A BILL TO BE ENTITLED AN ACT TO PROVIDE THAT THE REMEDIES AND PENALTIES FOR WORTHLESS CHECKS ALSO APPLY WHEN A CHECK THAT HAS BEEN PAID IN FULL IS PRESENTED AGAIN FOR PAYMENT AND TO PROVIDE THAT CHECKS REFUSED TO BE HONORED BY A BANK MAY BE SUBMITTED AS EVIDENCE IF THEY ARE STAMPED OR MARKED WITH ONE OF A NUMBER OF DIFFERENT LISTED TERMS.
Amends GS 6-21.3(a), providing that any person, firm, or corporation that knowingly draws, makes, utters, or issues and delivers to another any check that has previously been presented and honored for the payment of money or its equivalent will be liable to the payee for the following: (1) the amount owing on the check, the service charges, and processing fees and (2) additional damages of three times the amount owing on the check, not to exceed $500 or to be less than $100.

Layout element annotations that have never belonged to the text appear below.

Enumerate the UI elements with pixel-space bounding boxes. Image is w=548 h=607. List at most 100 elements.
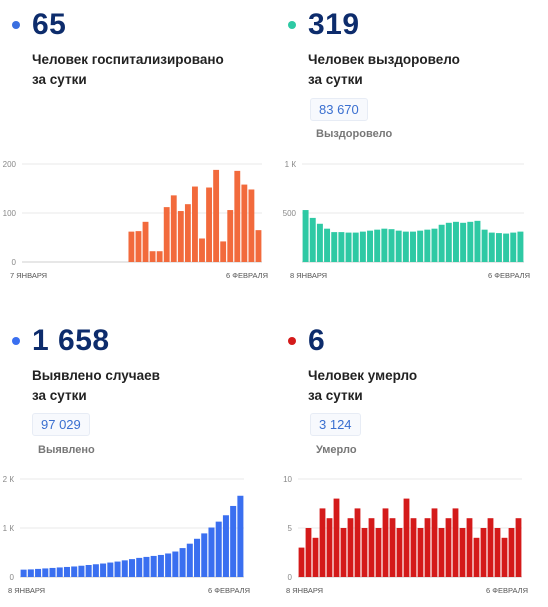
panel-recovered: 319 Человек выздоровело за сутки 83 670 … xyxy=(274,0,548,302)
bar xyxy=(143,556,150,577)
bar xyxy=(333,498,340,577)
bar xyxy=(508,528,515,577)
bar xyxy=(324,228,331,262)
bar xyxy=(215,521,222,577)
cases-label-line1: Выявлено случаев xyxy=(32,368,160,383)
bar xyxy=(20,569,27,577)
bar xyxy=(298,547,305,577)
bar xyxy=(466,518,473,577)
deaths-chart: 0 5 10 8 ЯНВАРЯ 6 ФЕВРАЛЯ xyxy=(283,475,528,595)
bar xyxy=(431,228,438,262)
bar xyxy=(326,518,333,577)
bar xyxy=(192,186,198,262)
recovered-total-label: Выздоровело xyxy=(316,128,393,140)
cases-total-value: 97 029 xyxy=(32,413,90,436)
bar xyxy=(128,559,136,577)
cases-count: 1 658 xyxy=(32,324,110,357)
bar xyxy=(467,221,474,262)
bar xyxy=(354,508,361,577)
bar xyxy=(78,565,85,577)
bar xyxy=(352,232,359,262)
x-end-label: 6 ФЕВРАЛЯ xyxy=(208,586,250,595)
bar xyxy=(172,551,179,577)
dot-icon xyxy=(12,21,20,29)
hospitalized-label-line2: за сутки xyxy=(32,72,87,87)
x-start-label: 8 ЯНВАРЯ xyxy=(286,586,323,595)
y-tick-label: 1 К xyxy=(3,524,15,533)
bar xyxy=(27,569,34,577)
bar xyxy=(445,222,452,262)
recovered-count: 319 xyxy=(308,8,360,41)
bar xyxy=(438,224,445,262)
y-tick-label: 200 xyxy=(3,160,17,169)
bar xyxy=(480,528,487,577)
hospitalized-chart: 0 100 200 7 ЯНВАРЯ 6 ФЕВРАЛЯ xyxy=(3,160,268,280)
bar xyxy=(452,508,459,577)
y-tick-label: 0 xyxy=(288,573,293,582)
bar xyxy=(186,543,193,577)
bar xyxy=(340,528,347,577)
bar xyxy=(410,518,417,577)
bar xyxy=(184,204,191,262)
dot-icon xyxy=(288,21,296,29)
hospitalized-count: 65 xyxy=(32,8,67,41)
y-tick-label: 500 xyxy=(283,209,297,218)
bar xyxy=(220,241,227,262)
deaths-total-label: Умерло xyxy=(316,444,357,456)
x-start-label: 7 ЯНВАРЯ xyxy=(10,271,47,280)
bar xyxy=(361,528,368,577)
y-tick-label: 2 К xyxy=(3,475,15,484)
cases-total-label: Выявлено xyxy=(38,444,95,456)
bar xyxy=(63,566,70,577)
bar xyxy=(142,221,149,262)
bar xyxy=(241,184,248,262)
bar xyxy=(135,231,142,262)
bar xyxy=(213,169,220,262)
y-tick-label: 100 xyxy=(3,209,17,218)
bar xyxy=(375,528,382,577)
bar xyxy=(331,232,338,262)
bar xyxy=(85,564,92,577)
bar xyxy=(494,528,501,577)
bar xyxy=(517,231,524,262)
dot-icon xyxy=(12,337,20,345)
bar xyxy=(389,518,396,577)
cases-chart: 0 1 К 2 К 8 ЯНВАРЯ 6 ФЕВРАЛЯ xyxy=(3,475,250,595)
y-tick-label: 5 xyxy=(288,524,293,533)
panel-cases: 1 658 Выявлено случаев за сутки 97 029 В… xyxy=(0,305,274,607)
bar xyxy=(474,220,481,262)
bar xyxy=(194,538,201,577)
hospitalized-label-line1: Человек госпитализировано xyxy=(32,52,224,67)
bar xyxy=(319,508,326,577)
bar xyxy=(368,518,375,577)
bar xyxy=(417,528,424,577)
panel-hospitalized: 65 Человек госпитализировано за сутки 0 1… xyxy=(0,0,274,302)
bar xyxy=(338,232,345,262)
bar xyxy=(201,533,208,577)
cases-label-line2: за сутки xyxy=(32,388,87,403)
panel-deaths: 6 Человек умерло за сутки 3 124 Умерло 0… xyxy=(274,305,548,607)
y-tick-label: 0 xyxy=(10,573,15,582)
bar xyxy=(417,230,424,262)
bar xyxy=(459,528,466,577)
bar xyxy=(49,567,56,577)
bar xyxy=(374,229,381,262)
bar xyxy=(222,515,229,577)
y-tick-label: 1 К xyxy=(285,160,297,169)
recovered-label-line2: за сутки xyxy=(308,72,363,87)
bar xyxy=(381,228,388,262)
deaths-label-line1: Человек умерло xyxy=(308,368,418,383)
bar xyxy=(255,230,262,262)
recovered-label-line1: Человек выздоровело xyxy=(308,52,460,67)
bar xyxy=(227,210,234,262)
recovered-chart: 500 1 К 8 ЯНВАРЯ 6 ФЕВРАЛЯ xyxy=(283,160,530,280)
bar xyxy=(149,251,156,262)
bar xyxy=(237,495,244,577)
bar xyxy=(230,505,237,577)
bar xyxy=(100,563,107,577)
bar xyxy=(163,207,170,262)
bar xyxy=(309,217,316,262)
bar xyxy=(150,555,157,577)
bar xyxy=(199,238,205,262)
bar xyxy=(452,221,459,262)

Sets out the procedure for demanding the damages, including initial and subsequent demand letters and steps that can be taken after the sending of or failure of the demand letters.
Amends GS 6-21.3(d), establishing that the remedies provided in this section also apply to checks that have been presented with the knowledge that the check had previously been presented and honored for the payment of money or its equivalent (previously, only applied to checks that were drawn, made, uttered or issued with the knowledge there were insufficient funds in the account).
Amends GS 14-107 (Worthless checks; multiple presentment of checks), providing that it is illegal for any person, firm or corporation, to draw, make, utter or issue and deliver to another, any check or draft on any bank or depository, for the payment of money or its equivalent, or to solicit, aid, or abet another person, firm or corporation to do the same when, knowing at the time, the check has been previously presented for the payment of money or its equivalent. Such a violation is a Class 1 felony if the amount of the check or draft is more than $2,000, if less, then it is a misdemeanor, punishable as specified (previously, the provisions of this section only applied to checks that were drawn, made, uttered or issued with the knowledge there were insufficient funds in the account).
Effective December 1, 2013 and applies to offense committed on or after that date.